Les meilleurs moments de notre vie

Enregistrer sa vie entière est devenu non seulement possible mais à la mode, même s’il est matériellement impossible de la revoir en entier. C’est la raison du succès des extraits choisis. Des capsules de meilleurs moments.
Tous ces repas avec des amis, ces voyages, ces rencontres dont vous ne vous souvenez plus peuvent ainsi revenir à la demande vous émouvoir et vous rafraîchir. On peut même vous réaliser des résumés « Les moments forts », dix minutes pour chaque heure.
Dix minutes c’est trop long ?
Oui.
Tous les formats sont possibles. Jusqu’à dix secondes inoubliables.
Trois heures de soirée en une demi heure de meilleurs moments ou en trois minutes. Résumez aussi les trois heures en cinq minutes. Merci.
– L’intelligence est vite ennuyeuse. Où sont les sensations ?
– N’oublions pas les sensations.
Bien assise dans son fauteuil, une jeune femme ajoute qu’elle et son mari ont chacun un tatouage bien placé. Ils projettent d’en avoir un deuxième le plus vite possible dès qu’elle aura un peu de temps. Un tatouage plus timide encore. Avant qu’il ne soit trop tard.
A certains endroits la ville est très usée par l’eau, le soleil et les piétons. Elle est refaite avec soin à d’autres endroits. Par moments elle ressemble à une vieille dame qui a commencé des travaux de chirurgie esthétique mais qui n’a pas continué partout – avec ce qu’il y a de réussi et ce qu’il y a de pathétique.
Dans certaines parties elle est toute fleurie.
Les morceaux neufs sont mêlés aux effondrements visibles. Ce n’est pas un hasard, c’est un choix.

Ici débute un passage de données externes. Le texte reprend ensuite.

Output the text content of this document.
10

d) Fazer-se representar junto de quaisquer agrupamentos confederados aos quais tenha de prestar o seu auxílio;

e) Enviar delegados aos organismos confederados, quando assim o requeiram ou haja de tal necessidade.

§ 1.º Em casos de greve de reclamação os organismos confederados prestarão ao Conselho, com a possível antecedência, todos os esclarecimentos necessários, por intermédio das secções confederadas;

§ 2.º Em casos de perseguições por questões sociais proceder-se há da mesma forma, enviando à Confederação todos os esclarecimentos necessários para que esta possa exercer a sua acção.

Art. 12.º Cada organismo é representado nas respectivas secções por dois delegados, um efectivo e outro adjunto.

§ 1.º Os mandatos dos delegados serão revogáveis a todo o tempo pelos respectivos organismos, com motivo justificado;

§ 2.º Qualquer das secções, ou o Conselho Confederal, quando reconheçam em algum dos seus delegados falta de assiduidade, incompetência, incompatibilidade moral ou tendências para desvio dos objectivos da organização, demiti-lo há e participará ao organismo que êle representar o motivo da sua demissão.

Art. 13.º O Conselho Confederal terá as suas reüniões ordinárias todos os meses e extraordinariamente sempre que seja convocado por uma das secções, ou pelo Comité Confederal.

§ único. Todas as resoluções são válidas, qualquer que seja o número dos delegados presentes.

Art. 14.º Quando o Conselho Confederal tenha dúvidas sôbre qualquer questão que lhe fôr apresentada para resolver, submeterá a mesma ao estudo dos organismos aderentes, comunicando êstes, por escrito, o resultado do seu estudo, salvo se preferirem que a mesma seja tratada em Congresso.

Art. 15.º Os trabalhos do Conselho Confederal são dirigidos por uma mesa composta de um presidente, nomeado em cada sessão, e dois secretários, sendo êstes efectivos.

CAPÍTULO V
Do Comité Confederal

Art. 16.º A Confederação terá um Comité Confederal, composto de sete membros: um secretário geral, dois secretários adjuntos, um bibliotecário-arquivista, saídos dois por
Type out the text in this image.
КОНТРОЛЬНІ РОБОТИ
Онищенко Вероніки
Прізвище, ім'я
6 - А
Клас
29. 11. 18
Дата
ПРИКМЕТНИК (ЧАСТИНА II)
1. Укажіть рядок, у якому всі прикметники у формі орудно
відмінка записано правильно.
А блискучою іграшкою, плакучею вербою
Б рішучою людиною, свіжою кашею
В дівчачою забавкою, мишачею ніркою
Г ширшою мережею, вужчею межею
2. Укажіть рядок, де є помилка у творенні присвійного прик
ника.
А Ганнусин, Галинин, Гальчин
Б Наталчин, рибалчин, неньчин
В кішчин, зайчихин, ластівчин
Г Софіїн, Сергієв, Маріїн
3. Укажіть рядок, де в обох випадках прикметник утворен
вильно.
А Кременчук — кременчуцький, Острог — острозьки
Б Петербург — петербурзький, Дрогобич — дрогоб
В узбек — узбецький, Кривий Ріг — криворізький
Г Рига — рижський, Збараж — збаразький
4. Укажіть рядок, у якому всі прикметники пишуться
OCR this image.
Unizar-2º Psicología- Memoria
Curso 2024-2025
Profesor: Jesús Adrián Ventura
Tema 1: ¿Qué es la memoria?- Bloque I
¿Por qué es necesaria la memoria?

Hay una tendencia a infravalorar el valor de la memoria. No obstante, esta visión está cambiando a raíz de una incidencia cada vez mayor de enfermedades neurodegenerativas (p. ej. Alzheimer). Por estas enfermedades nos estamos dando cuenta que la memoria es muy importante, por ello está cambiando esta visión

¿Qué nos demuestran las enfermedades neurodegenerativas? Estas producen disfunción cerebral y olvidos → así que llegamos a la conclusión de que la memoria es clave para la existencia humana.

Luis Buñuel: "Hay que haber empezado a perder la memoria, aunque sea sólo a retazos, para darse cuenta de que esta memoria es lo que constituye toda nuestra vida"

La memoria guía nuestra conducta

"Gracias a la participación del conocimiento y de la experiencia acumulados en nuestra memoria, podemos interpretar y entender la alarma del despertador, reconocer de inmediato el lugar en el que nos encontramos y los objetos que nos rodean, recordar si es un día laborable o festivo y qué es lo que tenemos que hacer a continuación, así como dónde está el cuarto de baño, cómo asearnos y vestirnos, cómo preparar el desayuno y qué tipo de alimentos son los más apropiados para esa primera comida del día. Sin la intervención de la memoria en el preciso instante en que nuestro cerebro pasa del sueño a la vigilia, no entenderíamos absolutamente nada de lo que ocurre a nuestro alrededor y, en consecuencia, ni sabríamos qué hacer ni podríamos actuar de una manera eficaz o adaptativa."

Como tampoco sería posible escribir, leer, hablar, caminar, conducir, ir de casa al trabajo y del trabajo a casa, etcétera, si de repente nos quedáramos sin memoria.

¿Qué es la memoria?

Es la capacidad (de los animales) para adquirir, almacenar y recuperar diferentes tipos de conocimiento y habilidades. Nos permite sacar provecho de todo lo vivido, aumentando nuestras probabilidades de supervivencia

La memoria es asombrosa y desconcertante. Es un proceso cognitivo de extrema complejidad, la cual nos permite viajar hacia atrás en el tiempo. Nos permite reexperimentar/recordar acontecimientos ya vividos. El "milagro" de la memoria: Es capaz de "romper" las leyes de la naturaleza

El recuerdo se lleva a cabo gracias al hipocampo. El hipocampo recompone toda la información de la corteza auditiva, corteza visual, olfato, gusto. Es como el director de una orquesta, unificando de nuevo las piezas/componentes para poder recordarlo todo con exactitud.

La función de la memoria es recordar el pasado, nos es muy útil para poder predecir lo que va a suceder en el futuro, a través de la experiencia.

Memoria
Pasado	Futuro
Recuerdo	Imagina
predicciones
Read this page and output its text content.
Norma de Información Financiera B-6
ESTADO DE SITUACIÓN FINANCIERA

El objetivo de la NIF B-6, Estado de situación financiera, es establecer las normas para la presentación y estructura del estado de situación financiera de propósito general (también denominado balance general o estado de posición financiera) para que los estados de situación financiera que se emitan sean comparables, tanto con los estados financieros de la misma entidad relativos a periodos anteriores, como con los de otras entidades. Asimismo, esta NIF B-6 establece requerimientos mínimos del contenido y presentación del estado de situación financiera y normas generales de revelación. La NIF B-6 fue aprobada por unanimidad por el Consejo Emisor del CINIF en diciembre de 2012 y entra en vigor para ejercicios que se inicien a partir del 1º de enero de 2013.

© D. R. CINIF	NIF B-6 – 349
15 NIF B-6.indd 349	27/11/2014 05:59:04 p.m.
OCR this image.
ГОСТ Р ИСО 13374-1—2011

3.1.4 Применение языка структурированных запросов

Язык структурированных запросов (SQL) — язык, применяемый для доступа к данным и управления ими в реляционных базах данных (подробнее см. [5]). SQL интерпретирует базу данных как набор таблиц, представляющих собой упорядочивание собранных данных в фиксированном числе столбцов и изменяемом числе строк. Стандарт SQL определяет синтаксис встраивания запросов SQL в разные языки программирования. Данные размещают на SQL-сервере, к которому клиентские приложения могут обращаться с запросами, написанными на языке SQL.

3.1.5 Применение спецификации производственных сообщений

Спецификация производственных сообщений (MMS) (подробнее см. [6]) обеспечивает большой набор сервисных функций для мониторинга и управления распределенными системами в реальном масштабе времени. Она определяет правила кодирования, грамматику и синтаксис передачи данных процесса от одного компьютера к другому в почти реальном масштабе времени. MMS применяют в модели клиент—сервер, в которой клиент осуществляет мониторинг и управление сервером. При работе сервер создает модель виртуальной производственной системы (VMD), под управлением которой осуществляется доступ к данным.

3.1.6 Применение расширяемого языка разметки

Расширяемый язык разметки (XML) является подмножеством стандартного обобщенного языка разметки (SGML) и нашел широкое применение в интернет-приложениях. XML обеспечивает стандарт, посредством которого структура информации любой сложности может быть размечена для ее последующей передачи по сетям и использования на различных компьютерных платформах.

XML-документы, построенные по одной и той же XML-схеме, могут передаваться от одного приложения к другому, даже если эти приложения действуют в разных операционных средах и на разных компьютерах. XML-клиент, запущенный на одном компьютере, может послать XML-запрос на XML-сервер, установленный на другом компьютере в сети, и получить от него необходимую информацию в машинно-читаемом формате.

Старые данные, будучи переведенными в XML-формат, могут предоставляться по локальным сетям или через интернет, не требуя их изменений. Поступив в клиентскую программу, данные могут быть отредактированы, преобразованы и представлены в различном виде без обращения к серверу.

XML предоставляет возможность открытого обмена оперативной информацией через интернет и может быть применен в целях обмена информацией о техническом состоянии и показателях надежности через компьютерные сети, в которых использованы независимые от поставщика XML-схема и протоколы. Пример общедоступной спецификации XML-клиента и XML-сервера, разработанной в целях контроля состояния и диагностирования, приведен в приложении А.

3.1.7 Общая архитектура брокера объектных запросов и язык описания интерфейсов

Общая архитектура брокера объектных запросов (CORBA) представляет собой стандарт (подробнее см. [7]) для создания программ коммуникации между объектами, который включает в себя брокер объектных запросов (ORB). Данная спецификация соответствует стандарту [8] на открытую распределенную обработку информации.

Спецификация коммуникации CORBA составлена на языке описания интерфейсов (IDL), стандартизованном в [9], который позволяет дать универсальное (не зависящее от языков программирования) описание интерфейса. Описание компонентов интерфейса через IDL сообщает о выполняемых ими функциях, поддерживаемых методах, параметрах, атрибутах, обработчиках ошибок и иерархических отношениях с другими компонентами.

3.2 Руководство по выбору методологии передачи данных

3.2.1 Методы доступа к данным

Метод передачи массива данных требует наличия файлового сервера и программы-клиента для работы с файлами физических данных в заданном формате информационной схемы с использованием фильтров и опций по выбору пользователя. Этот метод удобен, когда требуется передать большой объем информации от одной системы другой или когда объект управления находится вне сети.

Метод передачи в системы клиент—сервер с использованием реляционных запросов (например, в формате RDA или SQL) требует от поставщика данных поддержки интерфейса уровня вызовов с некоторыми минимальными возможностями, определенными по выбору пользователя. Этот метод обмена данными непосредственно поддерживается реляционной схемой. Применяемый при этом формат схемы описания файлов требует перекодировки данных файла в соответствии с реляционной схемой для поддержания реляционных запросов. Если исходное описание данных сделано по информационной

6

Elle est encore marquée par sa précédente exposition dans les stations-service abandonnées (invitée par l’association On n’abandonnera rien), une série de photographies accompagnées de textes où il est question de son enfance et de quelques évènements historiques qui l’ont marquée comme la guerre d’Algérie et la guerre d’Indochine (on a oublié que les trente glorieuses n’étaient pas si paisibles ni toujours glorieuses).
Nous croisons un groupe de retraités qui en veulent, très secs, tous équipés d’un bâton de ski en guise de bâton de marche.
Les monstres pourraient nous écraser rien qu’avec leur sourire. Comme s’ils voulaient rattraper une enfance gâchée.
Sur la plage de la baie des espèces, on utilise souvent des carcasses de bateau échoué comme bar-restaurant. Cette tendance de la restauration en bord de mer séduit de nombreux clients amateurs d’horizons marins et de design rouillé. La nourriture soignée et le romantisme de la ruine.
Une journaliste de l’Étoile du Matin a réalisé une série de photographies sur des clandestins trois ans auparavant. Elle pensait pouvoir les suivre pendant plusieurs années et un jour exposer les meilleurs moments mais six mois plus tard ils n’étaient plus là. Les coquins.
Elle n’a plus eu de nouvelles et elle ne les a jamais retrouvés. Ils ne sont plus dans la ville. Ils ont peut-être gagné un endroit où ça vaut la peine. Peut-être au nord, là où il fait si froid ?
Elle regrette de les avoir si peu enregistrés dans leurs meilleurs moments. De même qu’elle regrette qu’il y ait eu si peu d’attention aux machines de Théo Jansen, sculpteur hollandais, à leur fragilité de bois et de vent, si proche de celle des hommes.